Chapter 3, Problem 23P

To determine

The distance travelled by the car between $t=0\text{s}$ to $t=16\text{s}$, the motion diagram showing the position of the car at $2\text{s}$ intervals and the graph of $x\left(t\right)$.

Answer to Problem 23P

The distance travelled by the car between $t=0\text{s}$ to $t=16\text{s}$ is $\underset{\_}{160\text{m}}$, figure $1$ shows the motion diagram showing the position of the car at $2\text{s}$ intervals and figure $2$ shows the graph of $x\left(t\right)$.

Explanation of Solution

Write the expression for the displacement from the velocity-time graph.

    $\text{displacement}=\text{ area under the graph}$        (I)

Write the expression for the area under the graph.

    $\text{area under the graph}=\text{area of the rectangle}\left(t=0-4\text{s}\right)+\text{area of the triangle}\left(t=4-12\text{s}\right)$        (II)

Write the expression for the area of rectangle ABCD.

    $A_{\text{Rectangle}}=\left(\text{AB}\right)\left(\text{BC}\right)$        (III)

Here, $A_{\text{Rectangle}}$ is the area of the rectangle, BC is the length, AB is the height of the rectangle.

Write the expression for the area of the triangle CDE

    $A_{\text{triangle}}=\frac{1}{2}\left(\text{DE}\right)\left(\text{CD}\right)$        (IV)

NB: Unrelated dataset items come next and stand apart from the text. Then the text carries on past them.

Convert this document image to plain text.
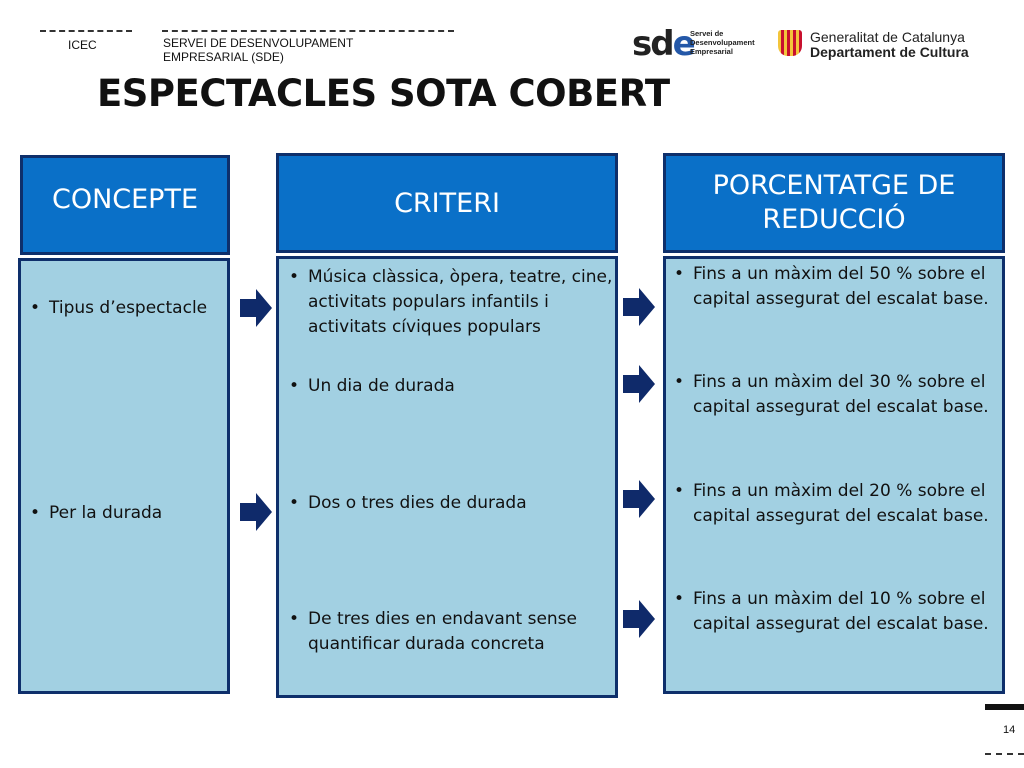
ICEC	SERVEI DE DESENVOLUPAMENT
EMPRESARIAL (SDE)	sde
Servei de
Desenvolupament
Empresarial
Generalitat de Catalunya
Departament de Cultura
ESPECTACLES SOTA COBERT
CONCEPTE
• Tipus d’espectacle
• Per la durada
CRITERI
• Música clàssica, òpera, teatre, cine, activitats populars infantils i activitats cíviques populars
• Un dia de durada
• Dos o tres dies de durada
• De tres dies en endavant sense quantificar durada concreta
PORCENTATGE DE REDUCCIÓ
• Fins a un màxim del 50 % sobre el capital assegurat del escalat base.
• Fins a un màxim del 30 % sobre el capital assegurat del escalat base.
• Fins a un màxim del 20 % sobre el capital assegurat del escalat base.
• Fins a un màxim del 10 % sobre el capital assegurat del escalat base.
14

Here, $A_{\text{triangle}}$ is the area of triangle, DE is the base, CD is the height of triangle.

Use equation (III) and (IV) in (II) to solve for distance travelled by the car.

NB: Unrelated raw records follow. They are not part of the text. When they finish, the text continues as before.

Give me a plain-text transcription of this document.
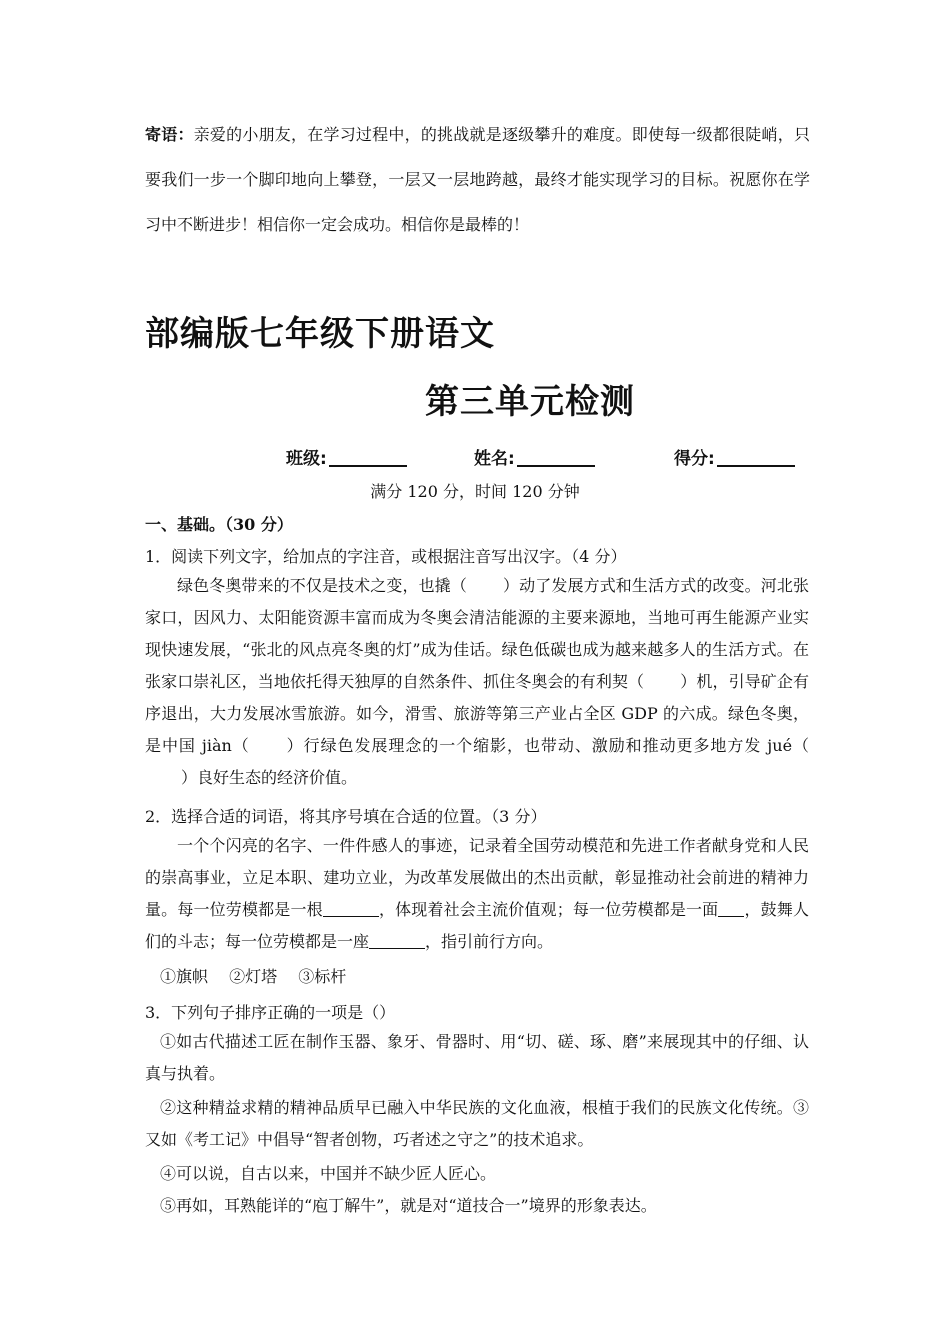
寄语：亲爱的小朋友，在学习过程中，的挑战就是逐级攀升的难度。即使每一级都很陡峭，只要我们一步一个脚印地向上攀登，一层又一层地跨越，最终才能实现学习的目标。祝愿你在学习中不断进步！相信你一定会成功。相信你是最棒的！
部编版七年级下册语文
第三单元检测
班级:	姓名:	得分:
满分 120 分，时间 120 分钟
一、基础。（30 分）
1．阅读下列文字，给加点的字注音，或根据注音写出汉字。（4 分）
绿色冬奥带来的不仅是技术之变，也撬（ ）动了发展方式和生活方式的改变。河北张家口，因风力、太阳能资源丰富而成为冬奥会清洁能源的主要来源地，当地可再生能源产业实现快速发展，“张北的风点亮冬奥的灯”成为佳话。绿色低碳也成为越来越多人的生活方式。在张家口崇礼区，当地依托得天独厚的自然条件、抓住冬奥会的有利契（ ）机，引导矿企有序退出，大力发展冰雪旅游。如今，滑雪、旅游等第三产业占全区 GDP 的六成。绿色冬奥，是中国 jiàn（ ）行绿色发展理念的一个缩影，也带动、激励和推动更多地方发 jué（）良好生态的经济价值。
2．选择合适的词语，将其序号填在合适的位置。（3 分）
一个个闪亮的名字、一件件感人的事迹，记录着全国劳动模范和先进工作者献身党和人民的崇高事业，立足本职、建功立业，为改革发展做出的杰出贡献，彰显推动社会前进的精神力量。每一位劳模都是一根	，体现着社会主流价值观；每一位劳模都是一面 ，鼓舞人们的斗志；每一位劳模都是一座	，指引前行方向。
①旗帜 ②灯塔 ③标杆
3．下列句子排序正确的一项是（）
①如古代描述工匠在制作玉器、象牙、骨器时、用“切、磋、琢、磨”来展现其中的仔细、认真与执着。
②这种精益求精的精神品质早已融入中华民族的文化血液，根植于我们的民族文化传统。③又如《考工记》中倡导“智者创物，巧者述之守之”的技术追求。
④可以说，自古以来，中国并不缺少匠人匠心。
⑤再如，耳熟能详的“庖丁解牛”，就是对“道技合一”境界的形象表达。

    $\text{area under the graph}=\left(\text{AB}\right)\left(\text{BC}\right)+\frac{1}{2}\left(\text{DE}\right)\left(\text{CD}\right)$        (V)

Write the expression for the distance travelled by an object.

    $\begin{array}{c}\text{distance}=\text{velocity}\times \text{time}\\ =\text{area under the graph}\end{array}$        (VI)

Use equation (VI) and (V) to solve for the position of the car at $2\text{s}$ intervals.

    $\begin{array}{c}x\left(t=0\text{s}\right)=\left(20\text{m}/\text{s}\right)\left(0\text{s}\right)\\ =0\\ x\left(t=2\text{s}\right)=\left(20\text{m}/\text{s}\right)\left(2\text{s}\right)\\ =40\text{m}\\ x\left(t=4\text{s}\right)=\left(20\text{m}/\text{s}\right)\left(4\text{s}\right)\\ =80\text{m}\\ x\left(t=6\text{s}\right)=\left(20\text{m}/\text{s}\right)\left(4\text{s}\right)+\left(15\text{m}/\text{s}\right)\left(2\text{s}\right)+\left(1/2\right)\left(2\text{s}\right)\left(5\text{m}/\text{s}\right)\\ =115\text{m}\end{array}$        (VII)

Similarly, the distance travelled by the car at $2\text{s}$ intervals of time using the idea of finding the area under the graph.

Figure $1$ shows the motion diagram showing the position of the car at $2\text{s}$ intervals.

Figure $2$ shows the graph of $x\left(t\right)$.

Conclusion:

Substitute $20\text{m}/\text{s}$ for AB, $4\text{s}$ for BC, $20\text{m}/\text{s}$ for CD, $8\text{s}$ for DE in equation (V) to find the distance travelled by the car between $t=0\text{s}$ to $t=16\text{s}$.

    $\begin{array}{c}\text{area under the graph}=\left(20\text{m}/\text{s}\right)\left(4\text{s}\right)+\frac{1}{2}\left(8\text{s}\right)\left(20\text{m}/\text{s}\right)\\ =160\text{m}\end{array}$

Therefore, the distance travelled by the car between $t=0\text{s}$ to $t=16\text{s}$ is $\underset{\_}{160\text{m}}$, figure $1$ shows the motion diagram showing the position of the car at $2\text{s}$ intervals and figure $2$ shows the graph of $x\left(t\right)$.